Days7 ラブレター

 商店街にあった文房具屋が閉店を決めた。七月いっぱい閉店セールをして、七月末で閉めるらしい。


 この文房具屋はここらで最大級の店舗で、二階建てで、一階では文具、二階では画材を扱っていた。ここらの文化を支えてきたと言ってもいい、と母は言う。


 母は幼い頃からこの文房具屋で文具を買い集めてきたのだそうだ。そして、小学生の時分には、それは同級生たちの間で宝物として扱われ、シール兌換性だかんせいが通用していた、と。わたしは物心がついた時からコミュニケーションが下手で友達らしい友達がいなかったから、文房具ごときにそこまでの価値を見出している人々がいたとは、と驚いた。しかし学校という空間に持ち込めて個性を主張できるものといったら学用品しかないのかもしれない。もう高校生になってしまった今のわたしは想像するしかない。


 スマホやタブレットが普及し、大人も子供もみんなスマホのアプリでコミュニケーションを取るようになった現在、手書きで思いを伝えるための紙やペンは儲からないのだろう。母はそういうところにノスタルジーを感じているようだった。


 それで、今までのお礼に、ということで、閉店セールで高価な万年筆を買ってきたのだ。


 半額セールなのに五万円くらいの値段だったという万年筆をプレゼントされて、私は目を白黒させた。
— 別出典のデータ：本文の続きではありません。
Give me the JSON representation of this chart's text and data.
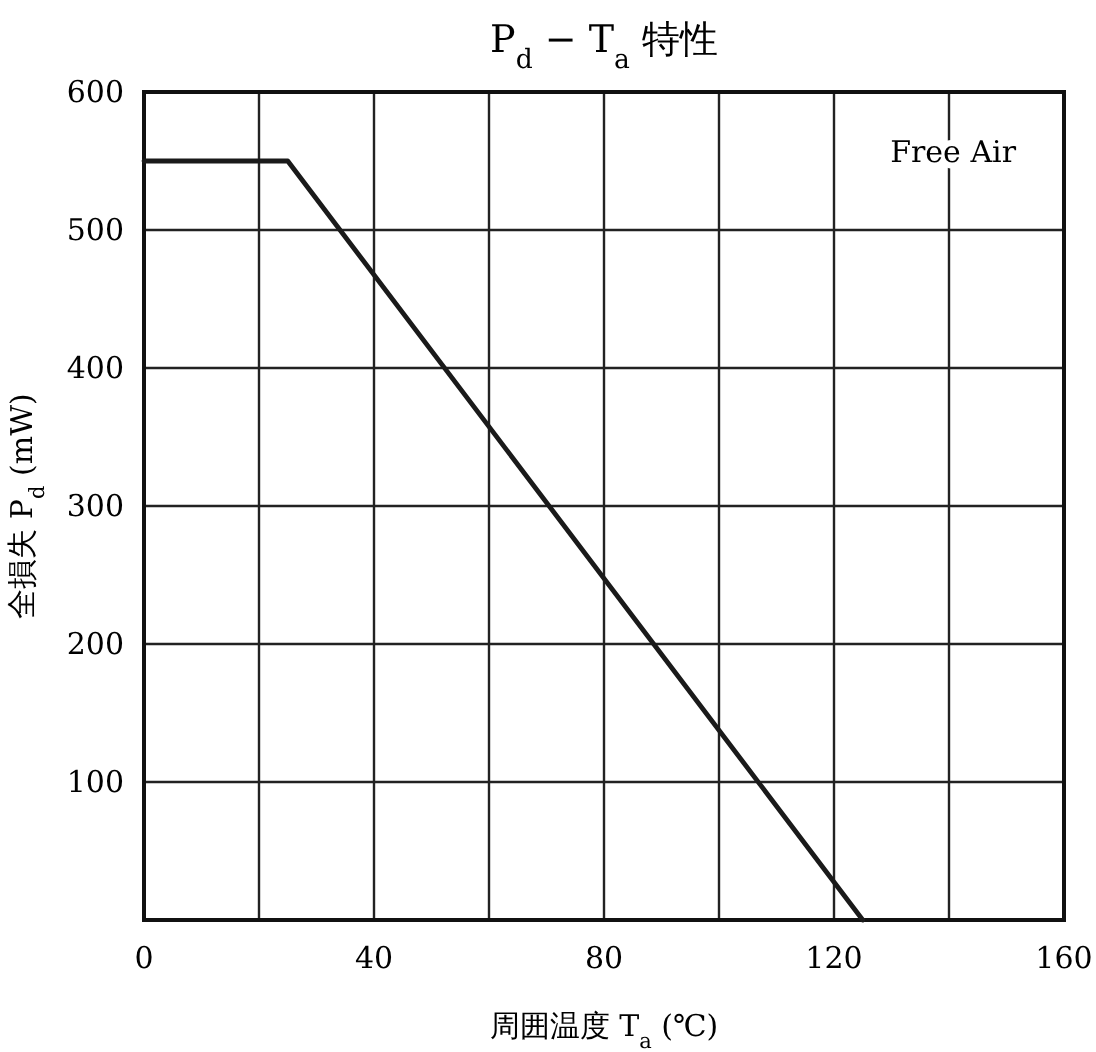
{
  "chart_data": {
    "type": "line",
    "title": "P$_{d}$ − T$_{a}$ 特性",
    "xlabel": "周囲温度 T$_{a}$ (℃)",
    "ylabel": "全損失 P$_{d}$ (mW)",
    "x": [
      0,
      25,
      125
    ],
    "values": [
      550,
      550,
      0
    ],
    "color": "#1a1a1a",
    "xlim": [
      0,
      160
    ],
    "ylim": [
      0,
      600
    ],
    "xticks": [
      0,
      {
        "value": 20,
        "label": null
      },
      40,
      {
        "value": 60,
        "label": null
      },
      80,
      {
        "value": 100,
        "label": null
      },
      120,
      {
        "value": 140,
        "label": null
      },
      160
    ],
    "yticks": [
      {
        "value": 0,
        "label": null
      },
      100,
      200,
      300,
      400,
      500,
      600
    ],
    "grid": true,
    "annotations": [
      "Free Air"
    ]
  }
}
万年筆など使ったことがない。母にインクの使い方を教わってみたものの、さて、何に使おう。お小遣い帳も読書メモも全部スマホのアプリに入力していたから、学校関連のことしか思いつかない。でも、授業のノートを万年筆で書くのは気が引ける。消しゴムで消せないからである。


 手書きのほうがいいもの、手書きのほうがいいもの――と考えて、わたしはふと、年賀状のことを思い出した。父が几帳面に支援者一人一人にメッセージを添えていたのだ。


 そうだ、郵便物。


 今時手書きのほうが心を込めたように見えるなどという言説は少し気持ちが悪いけれど、そういう考え方があることは知っている。NHKだか何かで見た戦時中の暮らしにフォーカスを当てる番組でも手紙の特集があった。紙は念が残る気がした。


 くだんの文房具屋に寄って、閉店セールのレターセットを眺める。


 彼女に手紙を書こう、と思った。


 彼女に、わたしが今もまだ彼女のことを想っているということを、彼は彼女の代わりに過ぎずわたしは彼女とまた一緒に過ごせるのならば彼を捨ててもいいということを、万年筆でせつせつと語り聞かせたら。


 レターセットを買って、切手を買わなければ、と思ったところで、気がついた。


 住所。


 彼女は彼の家に住んでいる。

 つまり彼女宛てに手紙を書いたら彼の目にも入る?

 彼に「なんで俺じゃないの」と聞かれた時、わたしは何と答えれば……。


 いや、たまにはいいかも。


 万年筆で想いをしたためて、「あんたなんかよりあんたの妹のほうを愛しているの」と一言言ってやれれば、たまには嫉妬してくれるだろうか。